Ghana leapt into the world ranking of middle-income countries on Friday with a new measure of its economy that will add over 60 percent to its output figure by better reflecting recent growth areas such as mobile telephony.
The long-awaited move, which comes just weeks before the West African country is due start pumping oil, means its debt and deficit levels will automatically fall as a proportion of its gross domestic product.
By prodding annual per capita income above the $1,000 mark, it will also mean that Ghana leaves the World Bank’s low-income bracket of countries such as Liberia and Afghanistan to join the more affluent ranks of Thailand and Ivory Coast.

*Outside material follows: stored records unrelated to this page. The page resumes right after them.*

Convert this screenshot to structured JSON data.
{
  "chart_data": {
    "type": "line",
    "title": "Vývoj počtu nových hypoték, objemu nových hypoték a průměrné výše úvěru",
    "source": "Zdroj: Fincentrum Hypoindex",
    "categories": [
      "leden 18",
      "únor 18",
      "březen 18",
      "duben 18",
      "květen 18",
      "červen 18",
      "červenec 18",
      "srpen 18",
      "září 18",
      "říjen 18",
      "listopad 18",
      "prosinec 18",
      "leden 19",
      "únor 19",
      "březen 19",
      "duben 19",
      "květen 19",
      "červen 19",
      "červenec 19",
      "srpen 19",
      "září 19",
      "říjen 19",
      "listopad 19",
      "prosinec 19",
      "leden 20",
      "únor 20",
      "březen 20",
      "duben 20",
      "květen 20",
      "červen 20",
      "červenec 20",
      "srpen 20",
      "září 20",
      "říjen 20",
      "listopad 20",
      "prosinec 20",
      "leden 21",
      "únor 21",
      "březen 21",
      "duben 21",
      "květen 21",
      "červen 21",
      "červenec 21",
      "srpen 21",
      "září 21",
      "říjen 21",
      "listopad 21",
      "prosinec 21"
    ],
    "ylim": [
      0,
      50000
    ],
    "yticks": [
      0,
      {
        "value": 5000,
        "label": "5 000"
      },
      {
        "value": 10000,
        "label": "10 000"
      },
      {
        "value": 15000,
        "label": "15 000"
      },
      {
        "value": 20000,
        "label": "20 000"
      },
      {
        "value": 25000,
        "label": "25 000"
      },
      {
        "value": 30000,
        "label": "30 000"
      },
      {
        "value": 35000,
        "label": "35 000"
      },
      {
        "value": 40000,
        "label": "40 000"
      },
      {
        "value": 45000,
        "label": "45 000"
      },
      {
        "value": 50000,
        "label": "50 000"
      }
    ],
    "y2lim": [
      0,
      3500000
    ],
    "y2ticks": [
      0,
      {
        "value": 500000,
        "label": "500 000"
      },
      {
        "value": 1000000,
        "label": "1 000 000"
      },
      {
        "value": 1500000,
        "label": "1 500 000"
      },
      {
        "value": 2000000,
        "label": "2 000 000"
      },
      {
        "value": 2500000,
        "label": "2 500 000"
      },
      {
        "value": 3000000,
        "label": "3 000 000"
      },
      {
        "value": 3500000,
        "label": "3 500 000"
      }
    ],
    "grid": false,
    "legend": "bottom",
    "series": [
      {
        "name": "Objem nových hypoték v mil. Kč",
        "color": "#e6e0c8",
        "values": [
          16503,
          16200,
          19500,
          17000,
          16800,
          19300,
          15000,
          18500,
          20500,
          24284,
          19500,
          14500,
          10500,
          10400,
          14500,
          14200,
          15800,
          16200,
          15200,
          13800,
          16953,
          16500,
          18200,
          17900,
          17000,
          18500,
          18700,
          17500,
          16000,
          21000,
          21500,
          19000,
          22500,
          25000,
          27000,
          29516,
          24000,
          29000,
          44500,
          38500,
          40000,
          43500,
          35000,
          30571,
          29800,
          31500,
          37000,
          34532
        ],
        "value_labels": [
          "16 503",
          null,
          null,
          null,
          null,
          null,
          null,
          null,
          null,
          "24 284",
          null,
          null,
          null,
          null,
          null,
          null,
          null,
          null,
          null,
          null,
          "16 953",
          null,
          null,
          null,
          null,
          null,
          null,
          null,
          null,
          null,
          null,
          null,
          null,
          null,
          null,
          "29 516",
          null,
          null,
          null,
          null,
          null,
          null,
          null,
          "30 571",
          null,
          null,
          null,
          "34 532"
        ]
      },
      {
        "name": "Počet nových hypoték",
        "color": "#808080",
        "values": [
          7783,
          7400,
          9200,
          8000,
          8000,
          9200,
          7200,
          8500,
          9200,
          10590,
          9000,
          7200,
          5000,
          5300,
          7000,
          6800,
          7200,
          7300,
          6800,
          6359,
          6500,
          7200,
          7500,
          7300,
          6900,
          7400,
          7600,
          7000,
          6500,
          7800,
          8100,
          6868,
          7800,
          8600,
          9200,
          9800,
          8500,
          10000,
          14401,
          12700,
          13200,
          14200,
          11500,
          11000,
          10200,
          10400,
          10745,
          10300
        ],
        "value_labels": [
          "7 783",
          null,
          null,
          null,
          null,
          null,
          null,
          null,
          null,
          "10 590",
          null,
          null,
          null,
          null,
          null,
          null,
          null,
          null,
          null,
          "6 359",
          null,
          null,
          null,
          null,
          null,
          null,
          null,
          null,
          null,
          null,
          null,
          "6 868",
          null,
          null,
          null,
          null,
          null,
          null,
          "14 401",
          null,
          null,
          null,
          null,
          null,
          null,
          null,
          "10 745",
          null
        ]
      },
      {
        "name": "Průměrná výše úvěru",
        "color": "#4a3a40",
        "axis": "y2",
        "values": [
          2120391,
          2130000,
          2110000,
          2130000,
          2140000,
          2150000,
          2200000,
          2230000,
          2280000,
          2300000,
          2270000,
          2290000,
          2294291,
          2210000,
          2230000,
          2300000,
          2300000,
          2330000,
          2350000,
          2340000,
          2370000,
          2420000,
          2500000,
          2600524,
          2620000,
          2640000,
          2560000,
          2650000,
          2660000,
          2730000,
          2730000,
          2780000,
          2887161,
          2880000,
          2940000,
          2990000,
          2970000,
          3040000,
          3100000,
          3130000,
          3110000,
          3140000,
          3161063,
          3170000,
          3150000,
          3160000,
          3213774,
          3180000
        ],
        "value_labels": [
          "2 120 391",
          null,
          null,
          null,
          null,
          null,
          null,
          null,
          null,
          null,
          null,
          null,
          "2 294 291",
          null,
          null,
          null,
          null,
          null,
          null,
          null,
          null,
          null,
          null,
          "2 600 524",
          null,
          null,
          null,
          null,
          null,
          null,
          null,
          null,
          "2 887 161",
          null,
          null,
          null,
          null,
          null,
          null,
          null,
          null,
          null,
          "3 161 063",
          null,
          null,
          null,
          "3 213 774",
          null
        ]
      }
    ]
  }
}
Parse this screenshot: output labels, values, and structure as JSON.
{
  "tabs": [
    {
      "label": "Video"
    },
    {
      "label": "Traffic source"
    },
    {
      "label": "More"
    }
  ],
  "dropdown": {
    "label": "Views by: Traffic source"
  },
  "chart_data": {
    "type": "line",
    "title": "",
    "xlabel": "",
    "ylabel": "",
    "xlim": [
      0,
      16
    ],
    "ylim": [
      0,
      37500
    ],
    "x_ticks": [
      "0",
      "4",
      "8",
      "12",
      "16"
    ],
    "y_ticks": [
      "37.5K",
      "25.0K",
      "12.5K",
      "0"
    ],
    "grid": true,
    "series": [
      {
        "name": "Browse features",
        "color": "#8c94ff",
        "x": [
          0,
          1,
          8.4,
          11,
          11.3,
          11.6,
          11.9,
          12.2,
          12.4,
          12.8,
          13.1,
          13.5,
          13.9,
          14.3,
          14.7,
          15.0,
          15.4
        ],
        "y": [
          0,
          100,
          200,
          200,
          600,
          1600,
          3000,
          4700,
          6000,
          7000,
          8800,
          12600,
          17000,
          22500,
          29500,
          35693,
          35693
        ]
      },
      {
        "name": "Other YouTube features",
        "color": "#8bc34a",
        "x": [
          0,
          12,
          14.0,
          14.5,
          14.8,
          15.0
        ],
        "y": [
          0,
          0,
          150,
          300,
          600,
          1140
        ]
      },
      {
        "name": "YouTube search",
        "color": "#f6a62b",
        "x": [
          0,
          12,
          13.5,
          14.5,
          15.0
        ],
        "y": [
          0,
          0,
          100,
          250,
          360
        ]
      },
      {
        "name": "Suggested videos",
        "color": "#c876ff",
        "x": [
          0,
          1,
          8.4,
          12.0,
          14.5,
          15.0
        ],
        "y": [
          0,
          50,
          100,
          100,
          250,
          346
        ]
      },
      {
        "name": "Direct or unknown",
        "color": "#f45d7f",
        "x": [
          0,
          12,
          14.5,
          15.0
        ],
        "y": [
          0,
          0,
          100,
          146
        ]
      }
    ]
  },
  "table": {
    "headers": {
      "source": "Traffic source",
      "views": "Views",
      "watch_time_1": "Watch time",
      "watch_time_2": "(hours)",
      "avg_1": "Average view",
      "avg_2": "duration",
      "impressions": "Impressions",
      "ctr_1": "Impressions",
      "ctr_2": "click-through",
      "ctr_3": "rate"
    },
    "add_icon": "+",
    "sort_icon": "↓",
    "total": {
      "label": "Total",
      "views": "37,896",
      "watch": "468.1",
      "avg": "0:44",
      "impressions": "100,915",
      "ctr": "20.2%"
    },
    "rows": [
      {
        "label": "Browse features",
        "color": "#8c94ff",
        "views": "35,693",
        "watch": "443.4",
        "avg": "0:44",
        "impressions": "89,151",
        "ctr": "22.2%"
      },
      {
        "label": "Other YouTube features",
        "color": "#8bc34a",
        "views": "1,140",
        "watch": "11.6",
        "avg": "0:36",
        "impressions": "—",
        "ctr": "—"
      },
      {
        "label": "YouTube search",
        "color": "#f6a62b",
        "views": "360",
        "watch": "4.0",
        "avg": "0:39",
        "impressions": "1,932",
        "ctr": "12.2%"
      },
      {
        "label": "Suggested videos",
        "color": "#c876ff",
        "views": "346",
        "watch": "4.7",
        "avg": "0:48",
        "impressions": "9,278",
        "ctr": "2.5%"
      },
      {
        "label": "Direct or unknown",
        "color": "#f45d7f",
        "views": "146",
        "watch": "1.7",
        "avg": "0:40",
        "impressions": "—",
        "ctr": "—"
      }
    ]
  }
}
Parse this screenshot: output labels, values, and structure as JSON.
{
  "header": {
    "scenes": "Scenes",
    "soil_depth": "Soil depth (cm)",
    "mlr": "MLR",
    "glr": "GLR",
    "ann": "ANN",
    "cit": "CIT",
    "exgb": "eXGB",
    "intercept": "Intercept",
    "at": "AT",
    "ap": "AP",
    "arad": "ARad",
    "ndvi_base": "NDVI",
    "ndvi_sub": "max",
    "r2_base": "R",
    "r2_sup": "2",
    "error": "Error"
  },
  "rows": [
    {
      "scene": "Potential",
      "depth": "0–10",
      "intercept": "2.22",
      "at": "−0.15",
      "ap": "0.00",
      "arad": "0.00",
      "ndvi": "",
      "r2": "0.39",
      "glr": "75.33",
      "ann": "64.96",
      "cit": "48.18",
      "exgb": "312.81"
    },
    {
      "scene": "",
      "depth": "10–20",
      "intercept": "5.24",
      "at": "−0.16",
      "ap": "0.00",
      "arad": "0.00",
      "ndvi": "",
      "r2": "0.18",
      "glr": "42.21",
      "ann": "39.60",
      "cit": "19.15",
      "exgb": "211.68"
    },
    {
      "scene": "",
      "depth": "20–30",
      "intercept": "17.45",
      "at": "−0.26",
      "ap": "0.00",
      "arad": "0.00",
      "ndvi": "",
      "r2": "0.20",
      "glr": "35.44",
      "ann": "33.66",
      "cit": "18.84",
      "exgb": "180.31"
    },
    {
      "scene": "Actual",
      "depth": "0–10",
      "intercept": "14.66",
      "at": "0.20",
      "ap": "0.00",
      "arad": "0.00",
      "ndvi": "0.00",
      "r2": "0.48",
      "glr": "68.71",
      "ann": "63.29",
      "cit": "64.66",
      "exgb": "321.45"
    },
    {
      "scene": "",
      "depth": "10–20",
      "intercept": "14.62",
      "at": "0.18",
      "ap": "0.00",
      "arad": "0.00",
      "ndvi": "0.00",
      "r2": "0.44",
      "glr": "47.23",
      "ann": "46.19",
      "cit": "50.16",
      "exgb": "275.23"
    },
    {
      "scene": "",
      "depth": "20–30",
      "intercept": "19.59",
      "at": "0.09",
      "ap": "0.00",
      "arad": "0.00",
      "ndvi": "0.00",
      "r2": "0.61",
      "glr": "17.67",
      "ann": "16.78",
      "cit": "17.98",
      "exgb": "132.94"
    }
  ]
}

“There has been a significant change in the size of the economy due to the re-basing of our national accounts which captures the realities of the current period,” government statistician Grace Bediako told a news conference in Accra.
“So yes, we are there,” she said of the World Bank’s so-called lower-middle-income bracket. “Just that our production has to increase so that we can sustain it.”
After the announcement the yield on Ghana’s $750 million 2017 Eurobond eased slightly from just above six percent to 5.878 percent. The cedi was flat at 1.44 to the U.S. dollar.
The rebasing means that 2009 GDP originally measured at 22.598 billion cedis is now put at 36.867 billion cedis – an increase of around 63 percent.
Bediako put GDP per capita for the current year at $1,318.36 provisionally against an existing estimate of $753.
Until now, Ghana used a 1993 measure of economic activity seen not fully reflecting growth in areas such as banking and telecommunications since then. The new measure is based on a 2006 snapshot that gives greater weight to those activities.
“The number is probably bigger than most people had been expecting, which was in the region of 40 percent or so,” said Stephen Bailey-Smith of Standard Bank.
“It makes Ghana look better compared to its peers and it should be upgraded,” he added.
Room for manoeuvre
By jumping into the lower end of the middle income bracket, Ghana no longer qualifies for concessional loans from the World Bank’s International Development Association (IDA) arm.
However it comes just as Ghana readies to issue a new Eurobond and could allay concerns over its public finances which in August prompted Standard and Poor’s credit agency to lower sovereign ratings for Ghana to “B” from “B+”.
Finance Minister Kwabena Duffuor acknowledged last month that spending such as the cost of a new public sector wage deal would mean next year’s budget deficit would touch 7.5 percent of GDP rather than the 3-5 percent range initially expected.
Standard Chartered’s Razia Khan noted the re-basing would automatically make deficit and debt levels appear more benign but would also mean its tax revenue collection as a ratio of GDP would slide below the average for sub-Saharan African countries.
“This will call into question how much room there is for policy manoeuvre to correct this,” she added.
According to the re-based index, Ghana’s economy will grow by 6.6 percent in 2010, the statistics office forecast, compared to the five percent growth most analysts had been expecting.
The re-basing means the services sector now accounts for 51 percent of the economy; agriculture – the one-time leader – makes up 30.2 percent; and the industrial sector 18.6 percent.